Home-grown timber for construction

Researchers have been awarded funding to look at ways of helping the UK construction industry use more home-grown timber.

The UK is a major importer of timber, with the vast majority of the timber used for building coming from sustainably managed forests overseas.

However, the UK’s own forests remain relatively under utilised as a potential source of renewable building materials - even though they produce wood suitable for the construction of houses, sports centres, supermarkets, apartment blocks and bridges.

Now, researchers from Edinburgh Napier University’s Centre for Timber Engineering have been awarded £50,000 from 10 UK forestry and forest-products companies - a sum matched by the Forestry Commission and Scottish Enterprise - to look at ways of better utilising the nation’s forests.

The funding will be used to support a range of timber research - including work into the properties of the Sitka spruce and other species - with the aim of helping to create a more competitive and profitable UK forest-products industry.

The properties of wood vary depending on how trees are managed.
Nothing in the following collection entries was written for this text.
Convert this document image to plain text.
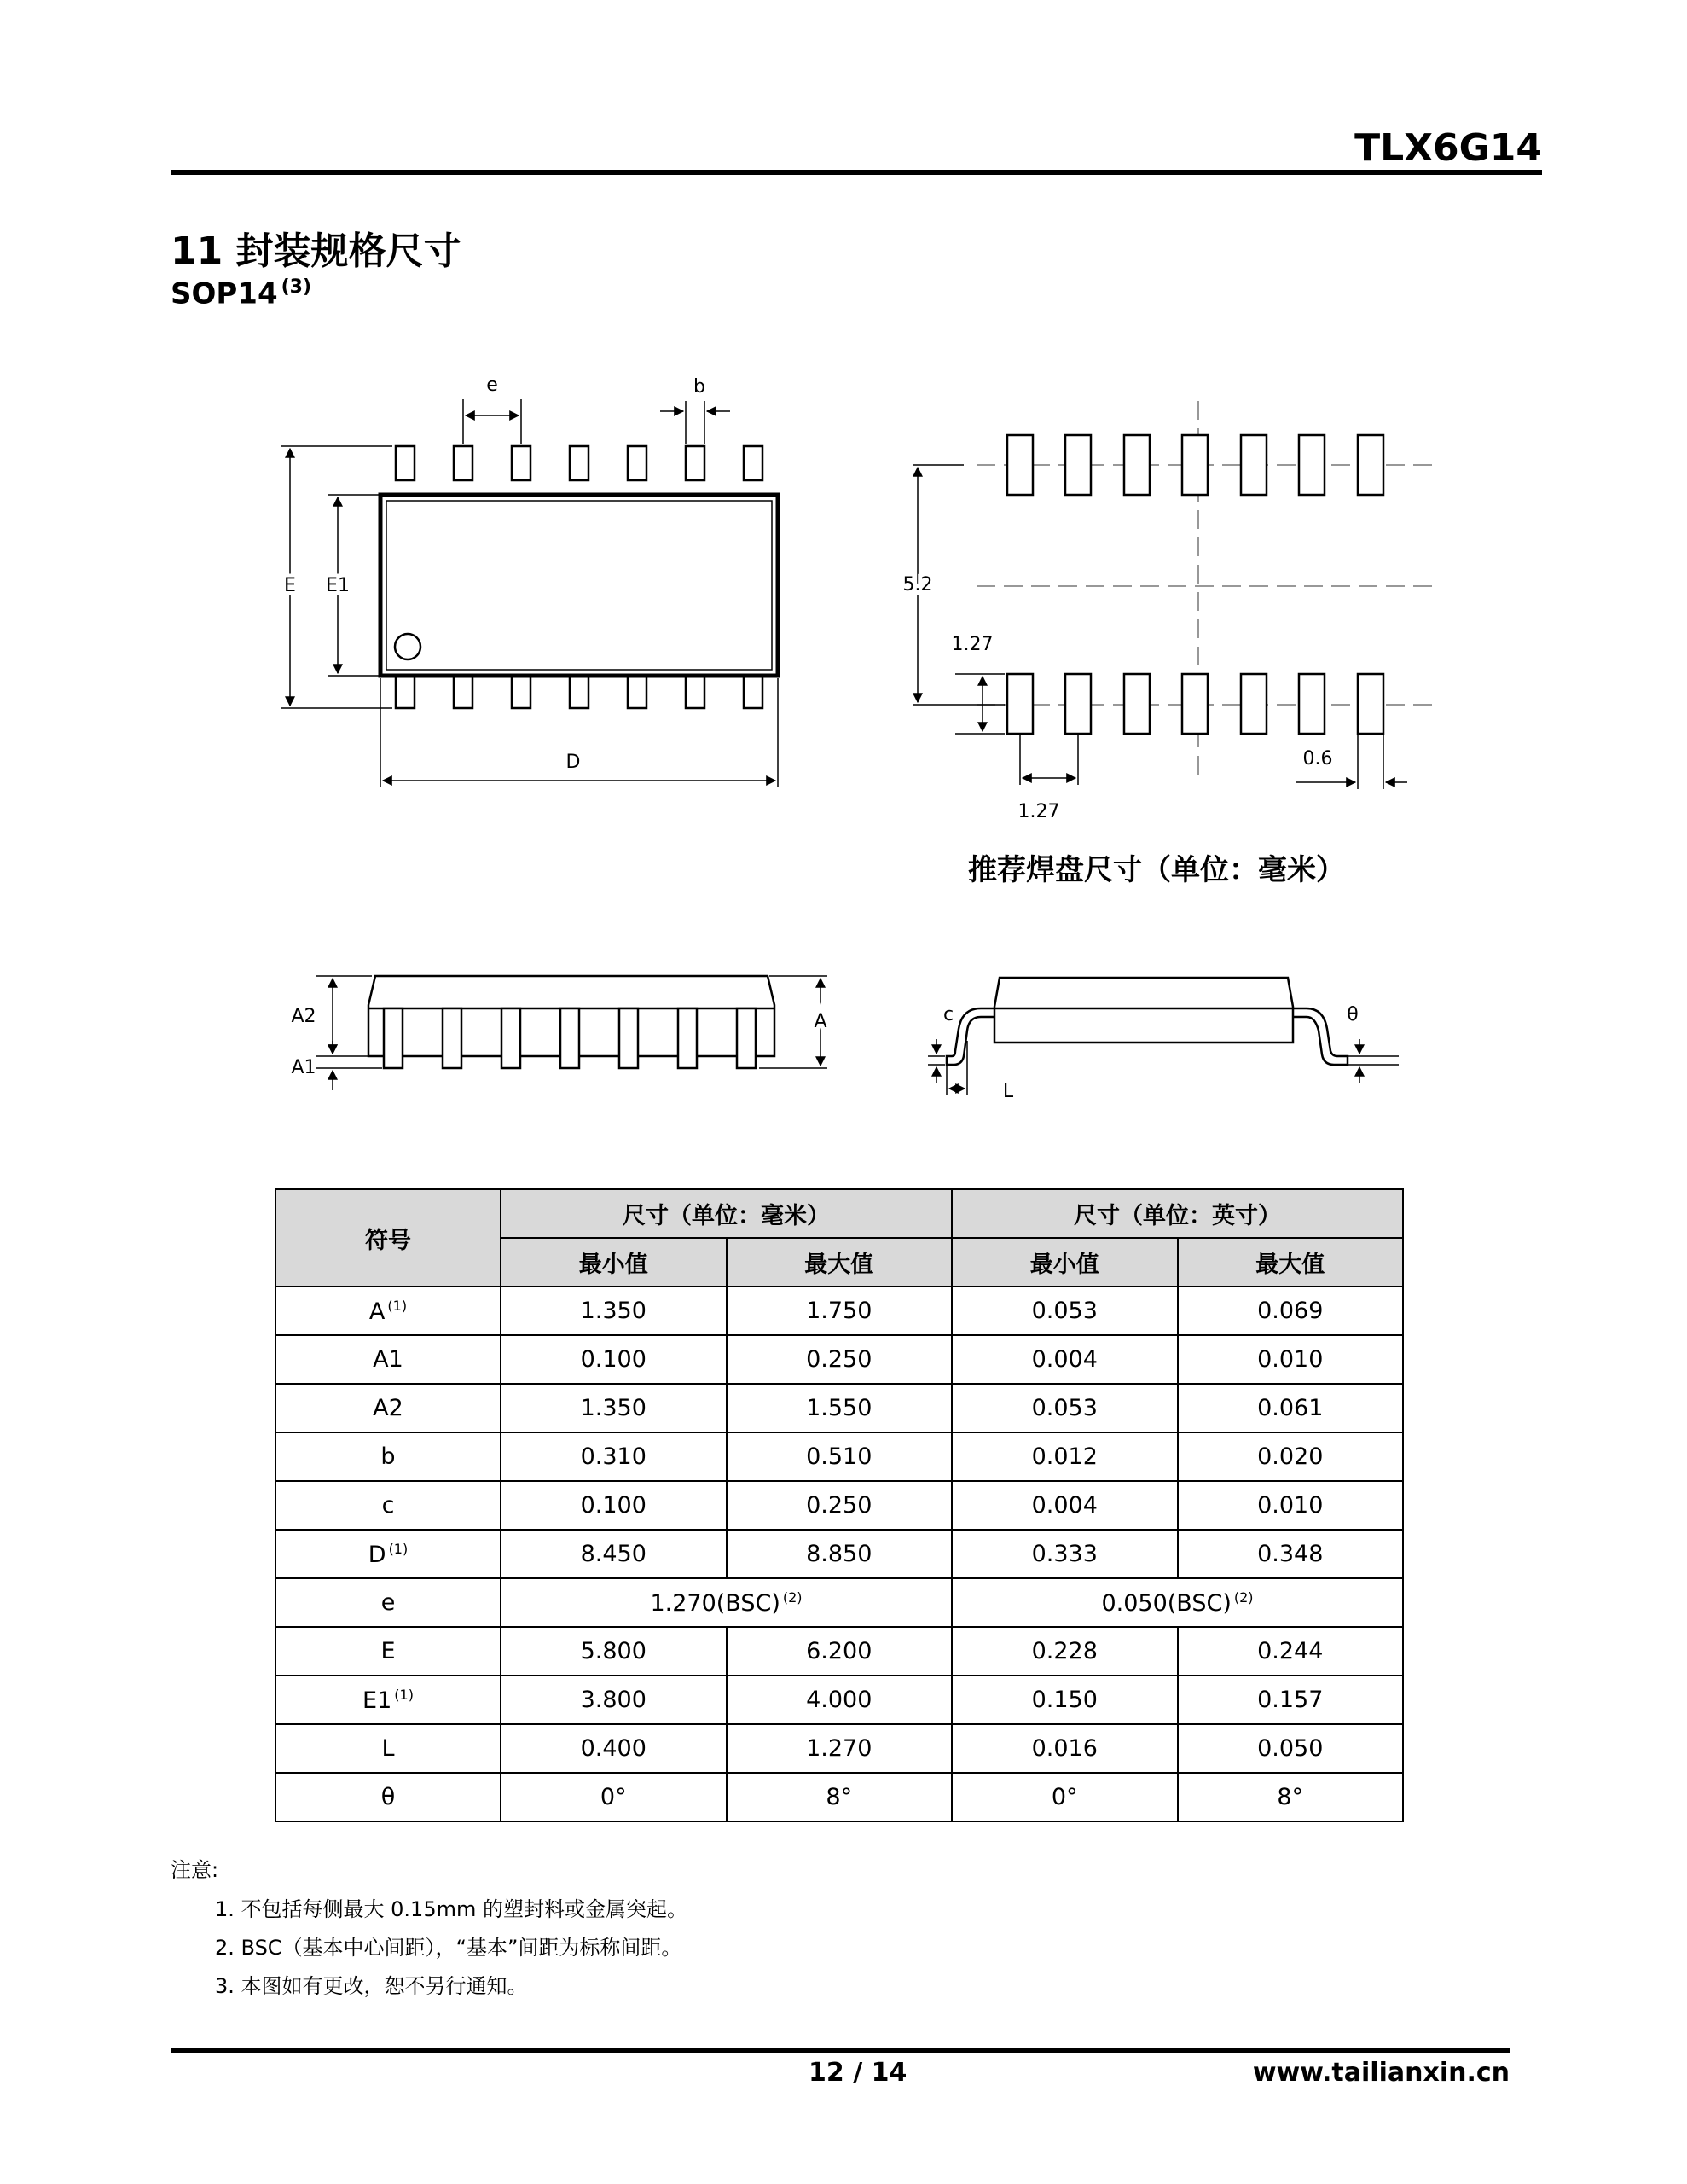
TLX6G14
11 封装规格尺寸
SOP14 $^{(3)}$
e	b
E E1
D
5.2
1.27
1.27
0.6
推荐焊盘尺寸（单位：毫米）
A2
A1
A	c
L
θ
符号	尺寸（单位：毫米）		尺寸（单位：英寸）	
	最小值	最大值	最小值	最大值
A $^{(1)}$	1.350	1.750	0.053	0.069
A1	0.100	0.250	0.004	0.010
A2	1.350	1.550	0.053	0.061
b	0.310	0.510	0.012	0.020
c	0.100	0.250	0.004	0.010
D $^{(1)}$	8.450	8.850	0.333	0.348
e	1.270(BSC) $^{(2)}$		0.050(BSC) $^{(2)}$
E	5.800	6.200	0.228	0.244
E1 $^{(1)}$	3.800	4.000	0.150	0.157
L	0.400	1.270	0.016	0.050
θ	0°	8°	0°	8°
注意:
1. 不包括每侧最大 0.15mm 的塑封料或金属突起。
2. BSC（基本中心间距），“基本”间距为标称间距。
3. 本图如有更改，恕不另行通知。
12 / 14	www.tailianxin.cn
This makes it important to find ways to encourage trees to grow wood with the properties engineers most value, as well as identifying which trees produce the best construction timber so that they are not simply used for lower-value uses such as wood fuel.

Dr John Moore, principal research fellow at Edinburgh Napier’s Centre for Timber Engineering, said: ’The forest and timber industry is vital to the economic and environmental sustainability of the UK and has a significant contribution to make towards the drive for low-carbon and affordable housing.’

The industry contributors are Adam Wilson & Sons, BSW Timber, the Confederation of Forest Industries UK (ConFor), Euroforest, Howie Forest Products, James Callander & Son, James Jones and Sons, John Gordon & Son, Scottish Woodlands and UPM-Tilhill.